After Brown left Rihanna so bruised that she couldn't perform on February 8th for the Grammys, any rational person would never see the creep again. Prior to this case, many falsely believed that those who stick with someone after physical abuse are only doing it because they are trapped — they don't have money, independence or a viable place to go.
But clearly Rihanna doesn't fit that profile. She's enormously successful and has the cash and cachet to go wherever she wants. But now the couple is reunited.
After the incident, Brown released a statement saying, "Words cannot begin to express how sorry and saddened I am over what transpired" and noted that he was "seeking the counseling of my pastor, my mother and other loved ones."
She forgave him. Why?
I have a theory. Having covered many domestic abuse cases, I have learned that love is a habit and if your self-esteem was battered early on, being mistreated is a familiar pattern. It's not always economic.
Another friend offered this opinion — which I know is very controversial but has merit. He says that some performers don't want ho-hum, and actually get off on extremes. Often following heated exchanges that turn into violence, the abuser is repentant and apologetic. He lavishes the person with love. This yo-yo effect actually creates a stimulation and the abused believes that this time — yes, this time — he really is sorry enough to change. But change rarely happens without intense therapy.
According to People Magazine, police continue to investigate the case and no formal charges have yet been filed against Brown, who was booked on a felony criminal threat charge. Brown has no known criminal background, and though people close to the pair say they've had a tumultuous relationship at times, there had never been any indication of violence until now.

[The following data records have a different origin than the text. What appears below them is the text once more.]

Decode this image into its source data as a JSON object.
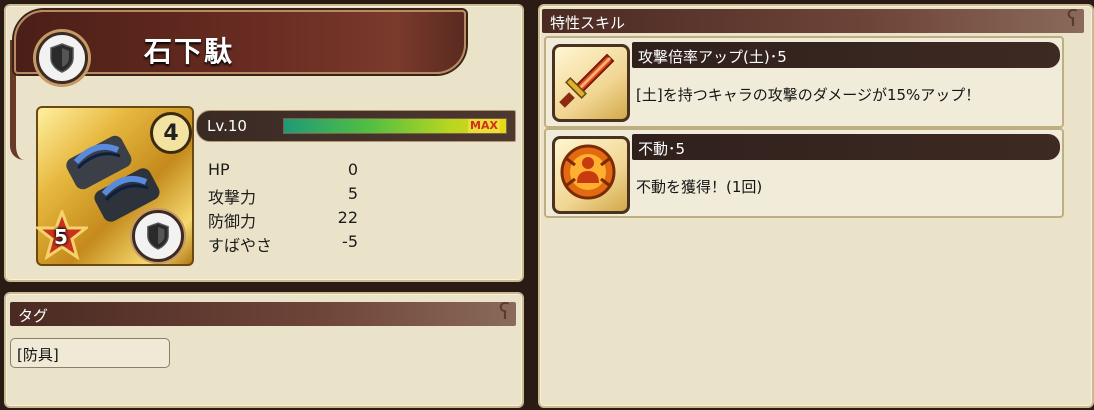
{
  "item": {
    "name": "石下駄",
    "rank": "4",
    "stars": "5",
    "level_label": "Lv.10",
    "level_max_label": "MAX",
    "level_progress": 1.0
  },
  "stats": [
    {
      "label": "HP",
      "value": "0"
    },
    {
      "label": "攻撃力",
      "value": "5"
    },
    {
      "label": "防御力",
      "value": "22"
    },
    {
      "label": "すばやさ",
      "value": "-5"
    }
  ],
  "tags": {
    "header": "タグ",
    "items": [
      "[防具]"
    ]
  },
  "skills": {
    "header": "特性スキル",
    "items": [
      {
        "title": "攻撃倍率アップ(土)･5",
        "description": "[土]を持つキャラの攻撃のダメージが15%アップ！",
        "icon": "sword-icon"
      },
      {
        "title": "不動･5",
        "description": "不動を獲得！(1回)",
        "icon": "immovable-icon"
      }
    ]
  },
  "colors": {
    "panel_bg": "#ebe3c9",
    "header_bg": "#4a2a22",
    "bar_start": "#1f9a78",
    "bar_end": "#e6d818"
  }
}
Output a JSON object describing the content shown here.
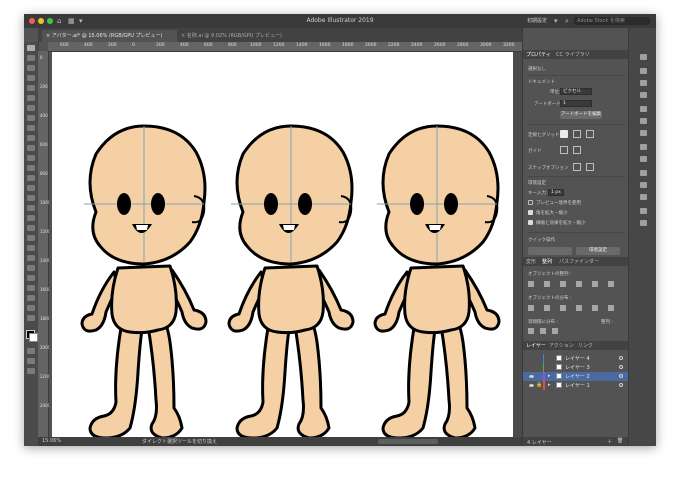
{
  "app": {
    "title": "Adobe Illustrator 2019",
    "workspace": "初期設定",
    "stock_search": "Adobe Stock を検索"
  },
  "doc_tabs": [
    {
      "label": "アバター.ai* @ 15.06% (RGB/GPU プレビュー)",
      "active": true
    },
    {
      "label": "名称.ai @ 9.02% (RGB/GPU プレビュー)",
      "active": false
    }
  ],
  "ruler_h": [
    "600",
    "400",
    "200",
    "0",
    "200",
    "400",
    "600",
    "800",
    "1000",
    "1200",
    "1400",
    "1600",
    "1800",
    "2000",
    "2200",
    "2400",
    "2600",
    "2800",
    "3000",
    "3200"
  ],
  "ruler_v": [
    "0",
    "200",
    "400",
    "600",
    "800",
    "1000",
    "1200",
    "1400",
    "1600",
    "1800",
    "2000",
    "2200",
    "2400"
  ],
  "status": {
    "zoom": "15.06%",
    "tool": "ダイレクト選択ツールを切り換え"
  },
  "properties": {
    "tabs": [
      "プロパティ",
      "CC ライブラリ"
    ],
    "no_selection": "選択なし",
    "document": "ドキュメント",
    "unit_label": "単位 :",
    "unit_value": "ピクセル",
    "artboard_label": "アートボード :",
    "artboard_value": "1",
    "edit_artboard": "アートボードを編集",
    "rulers_grid": "定規とグリッド",
    "guides": "ガイド",
    "snap": "スナップオプション",
    "preferences": "環境設定",
    "key_increment_label": "キー入力 :",
    "key_increment": "1 px",
    "preview_bounds": "プレビュー境界を使用",
    "scale_corners": "角を拡大・縮小",
    "scale_strokes": "線幅と効果を拡大・縮小",
    "quick_actions": "クイック操作",
    "quick_btn": "環境設定"
  },
  "align": {
    "tabs": [
      "変形",
      "整列",
      "パスファインダー"
    ],
    "align_objects": "オブジェクトの整列 :",
    "distribute_objects": "オブジェクトの分布 :",
    "distribute_spacing": "等間隔に分布 :",
    "align_to": "整列 :"
  },
  "layers": {
    "tabs": [
      "レイヤー",
      "アクション",
      "リンク"
    ],
    "items": [
      {
        "name": "レイヤー 4",
        "color": "#4f7ae0",
        "selected": false
      },
      {
        "name": "レイヤー 3",
        "color": "#43b84a",
        "selected": false
      },
      {
        "name": "レイヤー 2",
        "color": "#9a4fd9",
        "selected": true
      },
      {
        "name": "レイヤー 1",
        "color": "#e84a4a",
        "selected": false
      }
    ],
    "footer": "4 レイヤー"
  },
  "colors": {
    "skin": "#f4d0a4",
    "outline": "#000000",
    "guide": "#7fa3b8",
    "window_bg": "#535353"
  }
}
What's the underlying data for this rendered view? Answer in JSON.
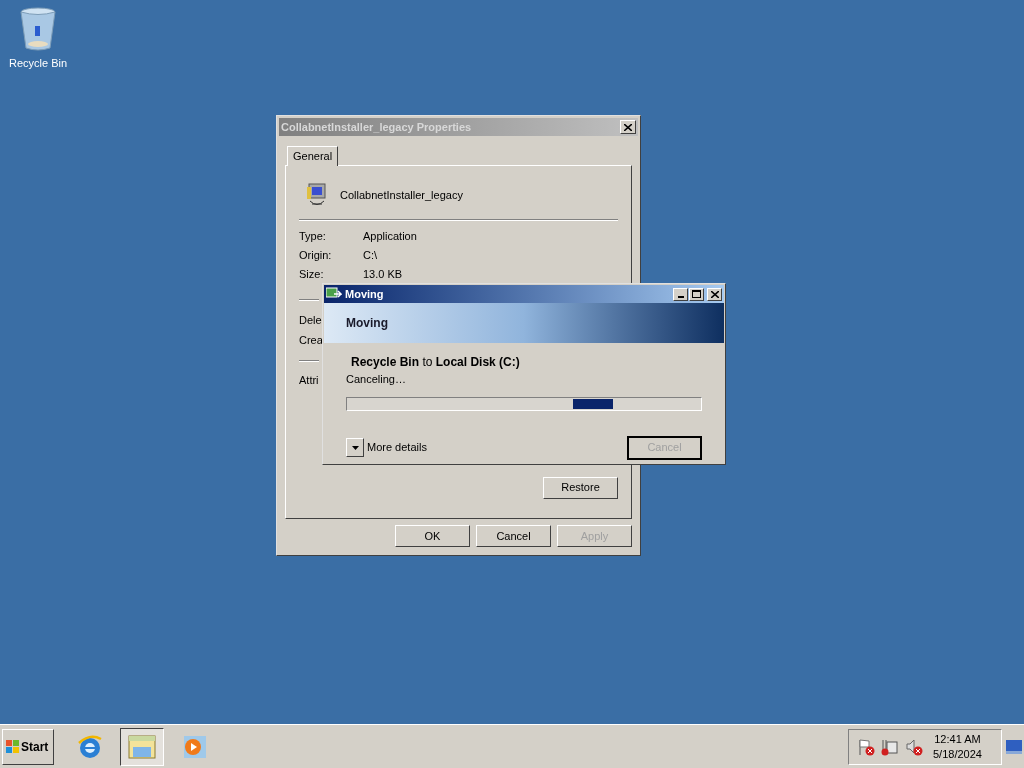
{
  "desktop": {
    "icons": [
      {
        "label": "Recycle Bin"
      }
    ]
  },
  "properties_window": {
    "title": "CollabnetInstaller_legacy Properties",
    "tabs": [
      {
        "label": "General",
        "selected": true
      }
    ],
    "file_name": "CollabnetInstaller_legacy",
    "fields": [
      {
        "label": "Type:",
        "value": "Application"
      },
      {
        "label": "Origin:",
        "value": "C:\\"
      },
      {
        "label": "Size:",
        "value": "13.0 KB"
      }
    ],
    "hidden_labels": [
      "Dele",
      "Crea"
    ],
    "attributes_label": "Attri",
    "restore_button": "Restore",
    "buttons": [
      {
        "label": "OK",
        "disabled": false
      },
      {
        "label": "Cancel",
        "disabled": false
      },
      {
        "label": "Apply",
        "disabled": true
      }
    ]
  },
  "progress_dialog": {
    "title": "Moving",
    "heading": "Moving",
    "route": "**Recycle Bin** to **Local Disk (C:)**",
    "status": "Canceling…",
    "more_details": "More details",
    "cancel": {
      "label": "Cancel",
      "disabled": true
    }
  },
  "taskbar": {
    "start": "Start",
    "apps": [
      {
        "kind": "browser",
        "selected": false
      },
      {
        "kind": "explorer",
        "selected": true
      },
      {
        "kind": "media",
        "selected": false
      }
    ],
    "clock": {
      "time": "12:41 AM",
      "date": "5/18/2024"
    }
  }
}
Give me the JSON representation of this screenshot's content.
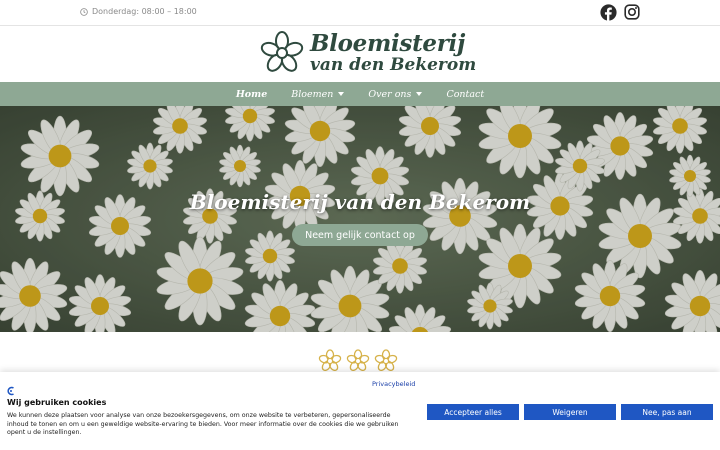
{
  "topbar": {
    "hours": "Donderdag: 08:00 – 18:00",
    "social_icons": [
      "facebook-icon",
      "instagram-icon"
    ]
  },
  "logo": {
    "line1": "Bloemisterij",
    "line2": "van den Bekerom"
  },
  "nav": {
    "items": [
      {
        "label": "Home",
        "dropdown": false
      },
      {
        "label": "Bloemen",
        "dropdown": true
      },
      {
        "label": "Over ons",
        "dropdown": true
      },
      {
        "label": "Contact",
        "dropdown": false
      }
    ]
  },
  "hero": {
    "title": "Bloemisterij van den Bekerom",
    "button": "Neem gelijk contact op"
  },
  "cookie": {
    "privacy_link": "Privacybeleid",
    "title": "Wij gebruiken cookies",
    "text": "We kunnen deze plaatsen voor analyse van onze bezoekersgegevens, om onze website te verbeteren, gepersonaliseerde inhoud te tonen en om u een geweldige website-ervaring te bieden. Voor meer informatie over de cookies die we gebruiken opent u de instellingen.",
    "accept_all": "Accepteer alles",
    "refuse": "Weigeren",
    "customize": "Nee, pas aan"
  },
  "colors": {
    "brand_green": "#8ea894",
    "logo_text": "#2f4a3f",
    "cookie_button": "#1f57c3"
  }
}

Also in the story, psychologist and author Lenore Walker stated an interesting fact. The average battered woman endures three to five violent incidents, from having her arm grabbed to an all-out beating, before she gives up on the relationship.
"The abuser also tries very hard to convince the victim that the attack was their fault," Dr. Elizabeth Miller, a Sacramento, Calif., pediatrician and domestic violence expert told People. "It's common to say, 'Honey, if you hadn't upset me, this would've never happened’."
Ladies, look at this as a cautionary tale. There are many decent men out there who don't use fists when they are angry. There are other ways to resolve disputes that are healthy vs. unhealthy. And there are also safe havens that take you in if you need to escape and create a new life.
Sadly, I have no doubt that Rihanna may be singing the blues again.